Low-temperature, solution-processed, layered V2O5 hydrate as the hole-transport layer for stable organic solar cells

Abstract

Layered V₂O₅ hydrate has been applied as the hole transport layer (HTL) in organic solar cells (OSCs). V₂O₅ is obtained from a sodium metavanadate solution in water under ambient conditions, resulting in a final thin film of formula V₂O₅·0.5H₂O. The 0.5 water molecules are not removed from the V₂O₅ layered structure unless the sample is heated above 250 °C, which makes the thin film highly stable under real working conditions.

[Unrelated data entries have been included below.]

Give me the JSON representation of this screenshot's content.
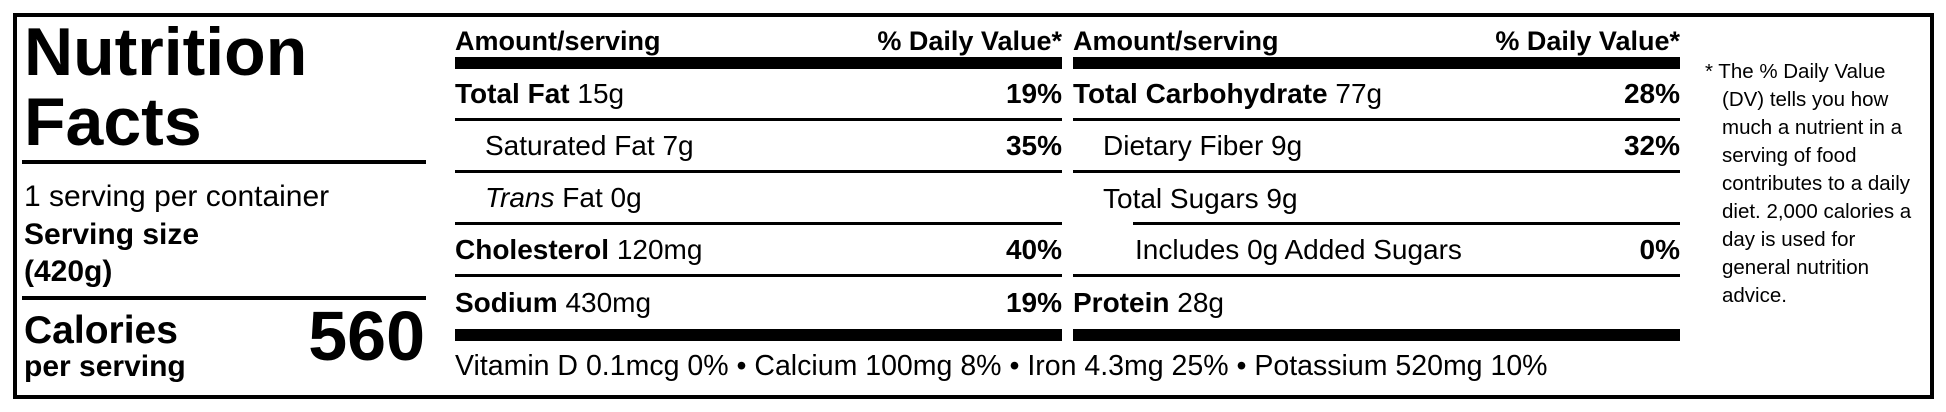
{
  "colors": {
    "ink": "#000000",
    "background": "#ffffff"
  },
  "label": {
    "title_line1": "Nutrition",
    "title_line2": "Facts",
    "servings_per_container": "1 serving per container",
    "serving_size_label": "Serving size",
    "serving_size_value": "(420g)",
    "calories_label": "Calories",
    "calories_sublabel": "per serving",
    "calories_value": "560"
  },
  "columns": [
    {
      "amount_header": "Amount/serving",
      "dv_header": "% Daily Value*",
      "rows": [
        {
          "name": "Total Fat",
          "amount": "15g",
          "dv": "19%"
        },
        {
          "name": "Saturated Fat",
          "amount": "7g",
          "dv": "35%"
        },
        {
          "name_italic": "Trans",
          "name": "Fat",
          "amount": "0g",
          "dv": ""
        },
        {
          "name": "Cholesterol",
          "amount": "120mg",
          "dv": "40%"
        },
        {
          "name": "Sodium",
          "amount": "430mg",
          "dv": "19%"
        }
      ]
    },
    {
      "amount_header": "Amount/serving",
      "dv_header": "% Daily Value*",
      "rows": [
        {
          "name": "Total Carbohydrate",
          "amount": "77g",
          "dv": "28%"
        },
        {
          "name": "Dietary Fiber",
          "amount": "9g",
          "dv": "32%"
        },
        {
          "name": "Total Sugars",
          "amount": "9g",
          "dv": ""
        },
        {
          "name": "Includes",
          "amount": "0g",
          "name_suffix": "Added Sugars",
          "dv": "0%"
        },
        {
          "name": "Protein",
          "amount": "28g",
          "dv": ""
        }
      ]
    }
  ],
  "micronutrients": {
    "bullet": "•",
    "items": [
      {
        "name": "Vitamin D",
        "amount": "0.1mcg",
        "dv": "0%"
      },
      {
        "name": "Calcium",
        "amount": "100mg",
        "dv": "8%"
      },
      {
        "name": "Iron",
        "amount": "4.3mg",
        "dv": "25%"
      },
      {
        "name": "Potassium",
        "amount": "520mg",
        "dv": "10%"
      }
    ]
  },
  "footnote": "* The % Daily Value (DV) tells you how much a nutrient in a serving of food contributes to a daily diet. 2,000 calories a day is used for general nutrition advice."
}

The HTL was used in OSCs in the normal and the inverted configurations, applying metallic Ag as the back-metal electrode in both cases. Fabrication of both OSC configurations completely by solution-processing printing methods in air is possible, since the Al electrode needed for the normal-configuration OSC is not required. The work function (WF) and band gap energy (BG) of the V₂O₅ thin films were assessed by XPS, UPS and optical analyses. Different WF values were observed for V₂O₅ prepared from a fresh V₂O₅–isopropanol (IPA) solution (5.15 eV) and that prepared from a 24 h-old solution (5.5 eV). This difference is due to the gradual reduction of vanadium (from V⁵⁺ to V⁴⁺) in IPA. The OSCs made with the V₂O₅ thin film obtained from the 24 h-old V₂O₅–IPA solution required photo-activation, whereas those made with the freshly obtained V₂O₅ did not. Outdoor stability analyses of sealed OSCs containing a V₂O₅ HTL in either configuration revealed high stability for both devices: the photovoltaic response at T₈₀ was retained for more than 1000 h.